As we publish, Europeans were shocked to hear that the citizens
of Cyprus will have a substantial portion of their bank savings deposits
stolen (“taxed”) by the government to qualify for billions of euros in
bailout funds for their failing banks. After Greece and anticipating
Italy, the Germans and Finns (the two highest rated European economies)
especially are worried that politicians can no longer be relied upon to
impose the worst of austerity measures in failing European economies,
and that the financial system faces complete collapse. No longer
confident that governments can buy off the total debts of their banks
with privatizations, more taxes and cuts in pensions and wages, now
almost half the losses will be directly withdrawn from the bank accounts
of ordinary citizens.
The sales pitch is that depositors can take the
tax bite or face total losses when the banks go under. As it is, the run
on the Cypriot banks is likely to spread as other European investors
realize their own governments don’t have the cash to guarantee their
bank deposits either. The Irish prime minister, currently serving as
rotating chair of the European Union Council (heads of government), told
Russian TV that Italy, next in the bailout line, “is too big to be
saved and too big to fail.” There is no plan B. Meanwhile, in a
corporate state as culturally hegemonic as the United States, the
consequences of this crisis will be visited on the working class mostly
by stealth. But sooner or later, all of us will be affected by the
storm’s effects, and the catastrophe will be unfixable.

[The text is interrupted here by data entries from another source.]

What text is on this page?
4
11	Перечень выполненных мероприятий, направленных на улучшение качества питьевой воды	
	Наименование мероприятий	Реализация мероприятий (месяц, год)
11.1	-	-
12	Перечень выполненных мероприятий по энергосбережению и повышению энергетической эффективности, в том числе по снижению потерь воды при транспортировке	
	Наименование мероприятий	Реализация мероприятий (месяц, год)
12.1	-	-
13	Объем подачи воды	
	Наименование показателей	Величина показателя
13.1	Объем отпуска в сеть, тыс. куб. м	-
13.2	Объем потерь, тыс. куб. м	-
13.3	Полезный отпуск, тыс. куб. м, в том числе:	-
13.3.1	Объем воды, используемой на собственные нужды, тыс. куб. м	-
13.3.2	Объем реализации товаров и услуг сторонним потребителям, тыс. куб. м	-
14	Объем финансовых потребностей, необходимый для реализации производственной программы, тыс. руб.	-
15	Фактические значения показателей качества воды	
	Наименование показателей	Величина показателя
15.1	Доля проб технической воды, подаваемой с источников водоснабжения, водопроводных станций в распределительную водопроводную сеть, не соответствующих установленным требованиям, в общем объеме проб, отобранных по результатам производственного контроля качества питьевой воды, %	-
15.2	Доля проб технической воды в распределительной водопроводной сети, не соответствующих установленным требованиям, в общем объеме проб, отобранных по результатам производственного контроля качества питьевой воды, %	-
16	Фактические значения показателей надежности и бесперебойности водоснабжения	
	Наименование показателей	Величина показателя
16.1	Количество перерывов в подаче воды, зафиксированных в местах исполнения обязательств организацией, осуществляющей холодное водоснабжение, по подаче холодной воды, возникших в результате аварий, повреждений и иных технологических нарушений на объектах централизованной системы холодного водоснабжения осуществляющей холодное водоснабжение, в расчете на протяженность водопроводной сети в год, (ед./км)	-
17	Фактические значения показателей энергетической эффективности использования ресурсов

Conclusion? There is a choice. Either we accept the looting and
pillaging, dysfunction and mendacity, of the corporate class as they
destroy the system that feeds them, or the 99% can make the capitalist
system dysfunctional on its own terms, by stopping payment of the debts
of the rich and demanding the fruits of our own labor. Tell that to your
neighbor next time there’s a storm.
Warren Davis is a long-time labor activist living in the
Philadelphia area, recently most active in the Occupy movement and the
struggle against austerity. He joined Solidarity in 1987.